Important information about the gut microbiome may be lost before DNA sequencing data are even analysed, potentially affecting future efforts to diagnose disease, monitor antibiotic resistance and develop personalised medicine, according to a study by Polish and Estonian researchers.
The study, published in the journal mSystems (more: HERE and HERE) found that two widely used DNA sequencing platforms produced highly similar results when identifying which microorganisms were present in the gut, but differed significantly when analysing what those microorganisms are capable of doing, such as carrying genes linked to antibiotic resistance or specific metabolic functions.
The research was conducted by scientists from the Małopolska Centre of Biotechnology at the Jagiellonian University, the Sano – Centre for Computational Personalized Medicine in Kraków, and the University of Tartu in Estonia. The team analysed 1,351 gut microbiome samples from the Estonian Biobank, making it one of the largest comparisons of its kind.
The gut microbiome is the community of trillions of bacteria, viruses and other microorganisms that inhabit the digestive tract. Growing evidence suggests it plays an important role not only in digestion but also in regulating the immune system, metabolism and the risk of a wide range of diseases.
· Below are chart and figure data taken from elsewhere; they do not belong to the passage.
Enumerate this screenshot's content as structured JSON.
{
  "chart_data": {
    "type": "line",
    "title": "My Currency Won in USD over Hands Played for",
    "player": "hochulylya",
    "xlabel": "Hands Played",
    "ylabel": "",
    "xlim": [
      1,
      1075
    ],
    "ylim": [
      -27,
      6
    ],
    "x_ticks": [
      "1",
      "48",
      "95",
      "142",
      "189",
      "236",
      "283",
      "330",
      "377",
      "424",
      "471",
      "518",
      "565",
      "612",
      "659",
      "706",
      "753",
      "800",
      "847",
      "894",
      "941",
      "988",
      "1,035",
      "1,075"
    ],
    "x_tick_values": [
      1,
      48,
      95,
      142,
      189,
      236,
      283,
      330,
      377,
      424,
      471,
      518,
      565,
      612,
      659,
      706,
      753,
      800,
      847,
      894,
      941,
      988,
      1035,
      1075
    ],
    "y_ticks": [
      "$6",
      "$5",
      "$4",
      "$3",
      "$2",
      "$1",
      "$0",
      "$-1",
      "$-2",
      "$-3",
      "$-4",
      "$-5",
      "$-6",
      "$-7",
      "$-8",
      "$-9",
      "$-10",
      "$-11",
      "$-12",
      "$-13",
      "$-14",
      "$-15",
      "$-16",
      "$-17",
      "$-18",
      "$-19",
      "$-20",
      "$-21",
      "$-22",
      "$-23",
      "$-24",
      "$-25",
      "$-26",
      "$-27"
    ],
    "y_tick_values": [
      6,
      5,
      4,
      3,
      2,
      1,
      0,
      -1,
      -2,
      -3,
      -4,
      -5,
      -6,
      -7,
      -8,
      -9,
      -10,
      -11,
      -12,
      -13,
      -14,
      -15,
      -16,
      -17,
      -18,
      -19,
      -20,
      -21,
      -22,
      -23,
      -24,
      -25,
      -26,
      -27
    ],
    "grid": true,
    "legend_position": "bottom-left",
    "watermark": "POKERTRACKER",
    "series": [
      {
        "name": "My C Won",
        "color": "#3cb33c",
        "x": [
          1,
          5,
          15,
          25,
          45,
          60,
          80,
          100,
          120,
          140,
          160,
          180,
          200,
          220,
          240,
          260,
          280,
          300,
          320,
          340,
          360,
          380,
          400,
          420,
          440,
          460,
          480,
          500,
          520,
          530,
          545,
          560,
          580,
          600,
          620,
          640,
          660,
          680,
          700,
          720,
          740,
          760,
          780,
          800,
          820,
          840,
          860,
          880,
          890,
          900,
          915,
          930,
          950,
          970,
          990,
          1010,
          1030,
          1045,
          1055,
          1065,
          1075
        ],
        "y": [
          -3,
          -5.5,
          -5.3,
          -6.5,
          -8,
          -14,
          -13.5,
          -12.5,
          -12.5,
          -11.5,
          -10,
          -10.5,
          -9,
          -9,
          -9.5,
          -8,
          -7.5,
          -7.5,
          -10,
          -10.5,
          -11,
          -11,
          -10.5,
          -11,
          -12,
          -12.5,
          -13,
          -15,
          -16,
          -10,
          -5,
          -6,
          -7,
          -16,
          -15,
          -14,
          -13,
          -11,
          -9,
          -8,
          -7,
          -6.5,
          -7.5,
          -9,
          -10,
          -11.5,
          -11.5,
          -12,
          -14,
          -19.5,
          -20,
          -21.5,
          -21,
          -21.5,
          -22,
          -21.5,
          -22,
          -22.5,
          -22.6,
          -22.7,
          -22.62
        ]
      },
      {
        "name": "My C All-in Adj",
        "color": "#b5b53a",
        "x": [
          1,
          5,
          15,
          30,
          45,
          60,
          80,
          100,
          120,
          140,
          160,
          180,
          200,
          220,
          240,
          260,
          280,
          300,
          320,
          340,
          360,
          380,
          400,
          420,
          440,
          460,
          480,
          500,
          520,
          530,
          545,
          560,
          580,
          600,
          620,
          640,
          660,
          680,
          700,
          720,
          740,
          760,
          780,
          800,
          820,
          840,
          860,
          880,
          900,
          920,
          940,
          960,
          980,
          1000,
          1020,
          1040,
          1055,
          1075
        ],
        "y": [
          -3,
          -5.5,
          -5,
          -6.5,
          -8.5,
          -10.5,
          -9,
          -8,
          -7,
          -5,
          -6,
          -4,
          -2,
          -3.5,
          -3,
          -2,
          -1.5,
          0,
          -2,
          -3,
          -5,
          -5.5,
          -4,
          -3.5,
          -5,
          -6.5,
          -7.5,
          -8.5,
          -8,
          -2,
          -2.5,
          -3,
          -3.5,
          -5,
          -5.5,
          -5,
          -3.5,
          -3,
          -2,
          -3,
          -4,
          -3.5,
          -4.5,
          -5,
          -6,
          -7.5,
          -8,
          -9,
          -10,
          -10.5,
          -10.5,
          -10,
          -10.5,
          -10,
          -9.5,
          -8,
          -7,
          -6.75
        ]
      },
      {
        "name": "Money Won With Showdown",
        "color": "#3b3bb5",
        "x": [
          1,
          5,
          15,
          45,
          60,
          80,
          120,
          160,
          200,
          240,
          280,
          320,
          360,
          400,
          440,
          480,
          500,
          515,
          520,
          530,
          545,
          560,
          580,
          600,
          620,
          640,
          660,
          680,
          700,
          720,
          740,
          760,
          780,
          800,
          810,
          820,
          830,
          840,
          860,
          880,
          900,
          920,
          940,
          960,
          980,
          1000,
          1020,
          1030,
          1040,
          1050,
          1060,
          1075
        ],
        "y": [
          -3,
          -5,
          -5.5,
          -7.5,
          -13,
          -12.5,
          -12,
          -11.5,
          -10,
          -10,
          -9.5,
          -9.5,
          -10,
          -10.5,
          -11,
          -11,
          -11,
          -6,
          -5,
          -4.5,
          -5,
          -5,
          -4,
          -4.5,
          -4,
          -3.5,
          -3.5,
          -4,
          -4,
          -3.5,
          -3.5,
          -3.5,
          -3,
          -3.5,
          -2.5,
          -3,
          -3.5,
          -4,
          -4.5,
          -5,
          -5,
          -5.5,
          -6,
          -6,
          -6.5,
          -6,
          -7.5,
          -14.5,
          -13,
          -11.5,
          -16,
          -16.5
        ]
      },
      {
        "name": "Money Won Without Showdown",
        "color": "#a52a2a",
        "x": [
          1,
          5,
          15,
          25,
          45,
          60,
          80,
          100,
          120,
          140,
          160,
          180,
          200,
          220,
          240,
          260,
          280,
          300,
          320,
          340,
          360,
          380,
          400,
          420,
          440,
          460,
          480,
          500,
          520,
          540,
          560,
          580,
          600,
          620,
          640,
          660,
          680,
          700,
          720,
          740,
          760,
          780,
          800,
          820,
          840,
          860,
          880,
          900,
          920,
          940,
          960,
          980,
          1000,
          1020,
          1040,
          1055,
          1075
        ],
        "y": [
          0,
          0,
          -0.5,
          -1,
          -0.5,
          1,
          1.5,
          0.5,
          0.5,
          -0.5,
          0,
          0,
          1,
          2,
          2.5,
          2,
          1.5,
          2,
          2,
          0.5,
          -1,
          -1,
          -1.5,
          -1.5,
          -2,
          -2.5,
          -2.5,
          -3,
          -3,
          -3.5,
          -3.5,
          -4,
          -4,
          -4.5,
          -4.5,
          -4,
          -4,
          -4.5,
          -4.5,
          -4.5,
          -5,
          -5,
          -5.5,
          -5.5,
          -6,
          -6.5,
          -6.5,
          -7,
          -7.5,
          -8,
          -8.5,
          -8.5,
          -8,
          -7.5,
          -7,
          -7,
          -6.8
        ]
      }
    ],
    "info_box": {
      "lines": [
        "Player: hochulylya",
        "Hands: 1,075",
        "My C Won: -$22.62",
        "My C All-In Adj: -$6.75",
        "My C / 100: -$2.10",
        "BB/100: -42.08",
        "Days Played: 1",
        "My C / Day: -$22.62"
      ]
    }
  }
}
To study the microbiome, scientists use DNA sequencing, a technique that reads the genetic material of microorganisms present in a biological sample. Sequencing allows researchers to determine both which microbes are present and, increasingly, what biological functions they may perform.
As large microbiome studies proliferate and biobanks around the world collect samples from thousands of people, researchers are increasingly combining data from different countries, laboratories and sequencing technologies. This has raised questions about whether results obtained using different platforms can be reliably compared.
To address this, the researchers compared data generated using two of the most widely used sequencing platforms, Illumina and MGI, by analysing the same 1,351 samples with both methods.
The comparison showed that the platforms agreed on more than 92% of microbial species detected in the samples, and measures of microbial diversity were also highly consistent. According to the researchers, this suggests that large datasets generated using different sequencing platforms can be combined for studies focusing on the taxonomic composition of the microbiome.
The picture changed, however, when the researchers examined the biological functions encoded by the microorganisms rather than simply identifying which species were present.
At that level, substantial differences emerged between the two datasets. The researchers found that the discrepancies were not caused by the sequencing platforms themselves but by the way samples had been prepared before sequencing.
In particular, the team identified multiplexing—the practice of sequencing multiple samples simultaneously to reduce costs—as a key factor. Although multiplexing makes large studies more economical, it also reduces the number of unique DNA fragments obtained from each sample, increasing the likelihood that rare genes will go undetected.
"Our results confirm that we can trust taxonomic comparisons between platforms in large cohorts, but we urgently need to raise the bar for functional studies," says the first author of both publications, Kinga Zielińska, PhD.
The researchers say the findings have implications that extend beyond technical aspects of DNA sequencing. Many rare genes may be biologically important, including those associated with antibiotic resistance and other characteristics relevant to public health.
"As microbiome science moves toward clinical applications, from personalized medicine to global surveillance of antibiotic resistance, the ability to reliably detect what microbes are doing, not just which microbes are present, becomes crucial," they emphasise.
According to the authors, the findings suggest that microbiome studies should place greater emphasis on data quality during sample preparation, even if doing so increases costs. Studies seeking to understand microbial functions may require different design priorities than those focused solely on identifying microbial species.
"Decisions made at the very beginning of the sequencing process, long before any data analysis, can create blind spots that no algorithm can fix," says Paweł P. Łabaj, PhD, professor at the Faculty of Medicine of the Jagiellonian University.